Hay otra palabra, en ese mismo universo de la finca raíz y de los bienes inmuebles, que se presta para una confusión idéntica. Se trata del vocablo casero. Puede referirse a la persona que entrega una casa en alquiler o a quien la recibe. Lo uno o lo otro. Una cosa o su contraria.

Hasta ahora, si nos atenemos a las investigaciones más serias, se han encontrado en la lengua española entre quince y veinte palabras que están en esa extraña condición de autoantonimia, o sea, contrarias a sí mismas.

Una de ellas, que puedo mencionar de manera rápida, antes de que se nos acabe el espacio, es limosnero, que describe al pordiosero que pide limosna, pero también a la persona generosa que se la regala.

Si nos atenemos a las investigaciones más serias, se han encontrado en la lengua española entre 15 y 20 palabras que están en esa rara condición de autoantonimia, o sea, contrarias a sí mismas.
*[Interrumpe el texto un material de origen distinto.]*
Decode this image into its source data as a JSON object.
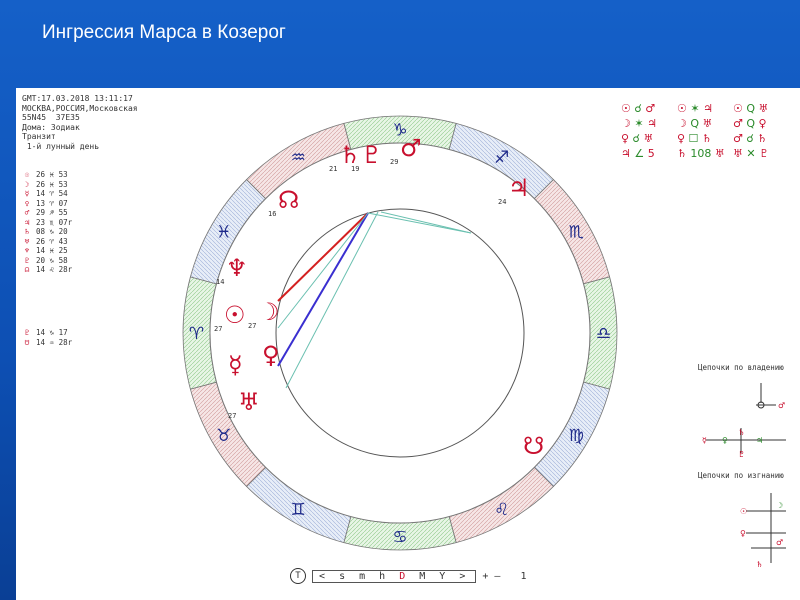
{
  "slide": {
    "title": "Ингрессия Марса в Козерог"
  },
  "info": {
    "lines": [
      "GMT:17.03.2018 13:11:17",
      "МОСКВА,РОССИЯ,Московская",
      "55N45  37E35",
      "Дома: Зодиак",
      "Транзит",
      " 1-й лунный день"
    ]
  },
  "planets": [
    {
      "glyph": "☉",
      "text": "26 ♓ 53"
    },
    {
      "glyph": "☽",
      "text": "26 ♓ 53"
    },
    {
      "glyph": "☿",
      "text": "14 ♈ 54"
    },
    {
      "glyph": "♀",
      "text": "13 ♈ 07"
    },
    {
      "glyph": "♂",
      "text": "29 ♐ 55"
    },
    {
      "glyph": "♃",
      "text": "23 ♏ 07r"
    },
    {
      "glyph": "♄",
      "text": "08 ♑ 20"
    },
    {
      "glyph": "♅",
      "text": "26 ♈ 43"
    },
    {
      "glyph": "♆",
      "text": "14 ♓ 25"
    },
    {
      "glyph": "♇",
      "text": "20 ♑ 58"
    },
    {
      "glyph": "☊",
      "text": "14 ♌ 28r"
    }
  ],
  "planets2": [
    {
      "glyph": "♇",
      "text": "14 ♑ 17"
    },
    {
      "glyph": "☋",
      "text": "14 ♒ 28r"
    }
  ],
  "grid": [
    {
      "a": "☉",
      "b": "☌",
      "c": "♂"
    },
    {
      "a": "☉",
      "b": "✶",
      "c": "♃"
    },
    {
      "a": "☉",
      "b": "Q",
      "c": "♅"
    },
    {
      "a": "☽",
      "b": "✶",
      "c": "♃"
    },
    {
      "a": "☽",
      "b": "Q",
      "c": "♅"
    },
    {
      "a": "♂",
      "b": "Q",
      "c": "♀"
    },
    {
      "a": "♀",
      "b": "☌",
      "c": "♅"
    },
    {
      "a": "♀",
      "b": "☐",
      "c": "♄"
    },
    {
      "a": "♂",
      "b": "☌",
      "c": "♄"
    },
    {
      "a": "♃",
      "b": "∠",
      "c": "5"
    },
    {
      "a": "♄",
      "b": "108",
      "c": "♅"
    },
    {
      "a": "♅",
      "b": "✕",
      "c": "♇"
    }
  ],
  "chart": {
    "signs_outer": [
      "♑",
      "♐",
      "♏",
      "♎",
      "♍",
      "♌",
      "♋",
      "♊",
      "♉",
      "♈",
      "♓",
      "♒"
    ],
    "planet_labels": [
      {
        "glyph": "♄",
        "deg": "21"
      },
      {
        "glyph": "♇",
        "deg": "19"
      },
      {
        "glyph": "♃",
        "deg": "24"
      },
      {
        "glyph": "☊",
        "deg": "16"
      },
      {
        "glyph": "♆",
        "deg": "14"
      },
      {
        "glyph": "☉",
        "deg": "27"
      },
      {
        "glyph": "☽",
        "deg": "27"
      },
      {
        "glyph": "☿",
        "deg": ""
      },
      {
        "glyph": "♀",
        "deg": ""
      },
      {
        "glyph": "♅",
        "deg": "27"
      },
      {
        "glyph": "☋",
        "deg": ""
      },
      {
        "glyph": "♂",
        "deg": "29"
      }
    ]
  },
  "chains": {
    "label1": "Цепочки по владению",
    "label2": "Цепочки по изгнанию"
  },
  "toolbar": {
    "circle": "T",
    "left": "<",
    "scale": "s m h",
    "scale_sel": "D",
    "scale_rest": "M Y",
    "right": ">",
    "plus": "+",
    "minus": "—",
    "step": "1"
  },
  "colors": {
    "accent": "#c8102e",
    "green": "#2a8a2a",
    "blue_line": "#3a2fd0",
    "red_line": "#d42020"
  }
}
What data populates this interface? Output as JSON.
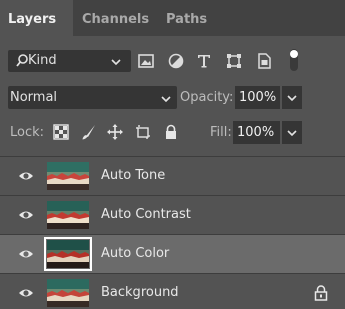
{
  "tabs": [
    {
      "label": "Layers",
      "active": true
    },
    {
      "label": "Channels",
      "active": false
    },
    {
      "label": "Paths",
      "active": false
    }
  ],
  "filter": {
    "kind_label": "Kind",
    "icons": [
      "image-filter-icon",
      "adjustment-filter-icon",
      "type-filter-icon",
      "shape-filter-icon",
      "smart-object-filter-icon",
      "filter-toggle-icon"
    ]
  },
  "blend": {
    "mode": "Normal",
    "opacity_label": "Opacity:",
    "opacity_value": "100%"
  },
  "lock": {
    "label": "Lock:",
    "icons": [
      "lock-transparent-pixels-icon",
      "lock-image-pixels-icon",
      "lock-position-icon",
      "lock-artboard-icon",
      "lock-all-icon"
    ],
    "fill_label": "Fill:",
    "fill_value": "100%"
  },
  "layers": [
    {
      "name": "Auto Tone",
      "visible": true,
      "selected": false,
      "locked": false
    },
    {
      "name": "Auto Contrast",
      "visible": true,
      "selected": false,
      "locked": false
    },
    {
      "name": "Auto Color",
      "visible": true,
      "selected": true,
      "locked": false
    },
    {
      "name": "Background",
      "visible": true,
      "selected": false,
      "locked": true
    }
  ],
  "colors": {
    "panel_bg": "#535353",
    "tab_bar_bg": "#424242",
    "field_bg": "#353535",
    "selected_row_bg": "#6b6b6b"
  }
}
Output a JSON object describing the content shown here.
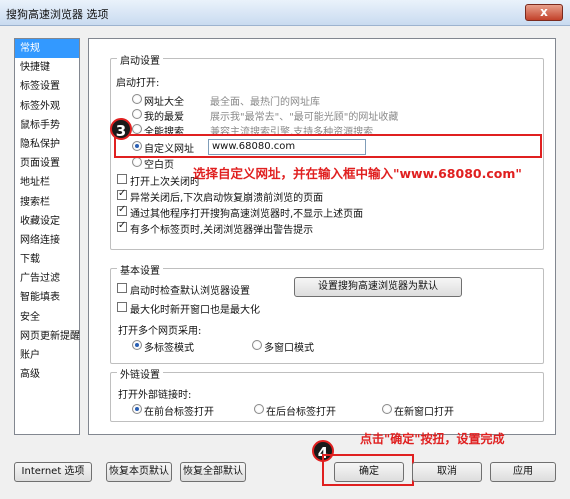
{
  "window": {
    "title": "搜狗高速浏览器 选项",
    "close_label": "x"
  },
  "sidebar": {
    "items": [
      {
        "label": "常规",
        "active": true
      },
      {
        "label": "快捷键"
      },
      {
        "label": "标签设置"
      },
      {
        "label": "标签外观"
      },
      {
        "label": "鼠标手势"
      },
      {
        "label": "隐私保护"
      },
      {
        "label": "页面设置"
      },
      {
        "label": "地址栏"
      },
      {
        "label": "搜索栏"
      },
      {
        "label": "收藏设定"
      },
      {
        "label": "网络连接"
      },
      {
        "label": "下载"
      },
      {
        "label": "广告过滤"
      },
      {
        "label": "智能填表"
      },
      {
        "label": "安全"
      },
      {
        "label": "网页更新提醒"
      },
      {
        "label": "账户"
      },
      {
        "label": "高级"
      }
    ]
  },
  "startup": {
    "legend": "启动设置",
    "open_label": "启动打开:",
    "options": [
      {
        "label": "网址大全",
        "desc": "最全面、最热门的网址库",
        "selected": false
      },
      {
        "label": "我的最爱",
        "desc": "展示我\"最常去\"、\"最可能光顾\"的网址收藏",
        "selected": false
      },
      {
        "label": "全能搜索",
        "desc": "兼容主流搜索引擎,支持多种资源搜索",
        "selected": false
      },
      {
        "label": "自定义网址",
        "desc": "",
        "selected": true
      },
      {
        "label": "空白页",
        "desc": "",
        "selected": false
      }
    ],
    "url_value": "www.68080.com",
    "checks": [
      {
        "label": "打开上次关闭时",
        "checked": false
      },
      {
        "label": "异常关闭后,下次启动恢复崩溃前浏览的页面",
        "checked": true
      },
      {
        "label": "通过其他程序打开搜狗高速浏览器时,不显示上述页面",
        "checked": true
      },
      {
        "label": "有多个标签页时,关闭浏览器弹出警告提示",
        "checked": true
      }
    ]
  },
  "basic": {
    "legend": "基本设置",
    "check_default": "启动时检查默认浏览器设置",
    "check_maximize": "最大化时新开窗口也是最大化",
    "set_default_button": "设置搜狗高速浏览器为默认",
    "multi_label": "打开多个网页采用:",
    "radio_multi_tab": "多标签模式",
    "radio_multi_window": "多窗口模式"
  },
  "external": {
    "legend": "外链设置",
    "open_label": "打开外部链接时:",
    "radio_front_tab": "在前台标签打开",
    "radio_back_tab": "在后台标签打开",
    "radio_new_window": "在新窗口打开"
  },
  "annotations": {
    "step3_number": "3",
    "step3_text": "选择自定义网址，并在输入框中输入\"www.68080.com\"",
    "step4_number": "4",
    "step4_text": "点击\"确定\"按扭，设置完成"
  },
  "footer": {
    "internet_options": "Internet 选项",
    "restore_page": "恢复本页默认",
    "restore_all": "恢复全部默认",
    "ok": "确定",
    "cancel": "取消",
    "apply": "应用"
  }
}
Otro de los ejemplos cautivantes que he encontrado es el que corresponde al verbo sancionar, que tiene un sentido cuando se aplica a una disposición de la autoridad, pero es al contrario cuando se trata de una persona.

Me explico. Por ejemplo, cuando las autoridades legítimas dicen que van a sancionar una norma, ya sea una ley, un decreto o una resolución, eso significa que van a darle su aprobación y autorización. Pero si esa misma autoridad informa que será sancionada una persona, significa que van a aplicarle un castigo.

El rabito del rabón

No quisiera terminar esta tertulia de hoy sin volver al comienzo y ocuparnos de la palabra rabón, la misma con que abrimos este palique. De ella ya hablamos en una pasada ocasión, pero como estamos redondeando ideas, les confieso que ese es uno de los vocablos que más llaman mi atención, que me hace reír cada vez que lo veo, que me parece tan graciosa su contradicción entre lo que expresa y lo que en realidad es.

Ustedes bien saben, porque eso se lo enseñan a uno en la escuela desde el segundo año de primaria, que el sufijo on, cuando se le agrega a una palabra, significa aumento, crecimiento, incremento o ampliación. Los ejemplos son muy comunes y simples. Un carretón es una carreta enorme, un caballón es un caballo gigantesco, una casona es una casa descomunal. Ya ustedes saben lo que viene siendo un barrigón o un cabezón.

Sencillo, ¿verdad? Cómo no. Eso será hasta que uno tropieza en el camino de la vida con la palabra rabón y descubre, atónito y con un mareo en la cabeza, que significa exactamente lo contrario de lo que sugiere: con ella no se describe al rabo largo, sino al animal que lo tiene corto. Un rabito. O al que, sencillamente no tiene rabo. Qué tal.

Epílogo

Como ustedes saben, los ascensores son esos vehículos de puertas corredizas que recorren los edificios llevando pasajeros piso por piso. Ahora que estoy a punto de ponerle punto a esta crónica, se me ha metido en la cabeza una pregunta, que es otra de esas chifladuras del lenguaje que me asaltan a cada rato.

La pregunta es esta: cuando el ascensor viene bajando, ¿debería llamarse descensor?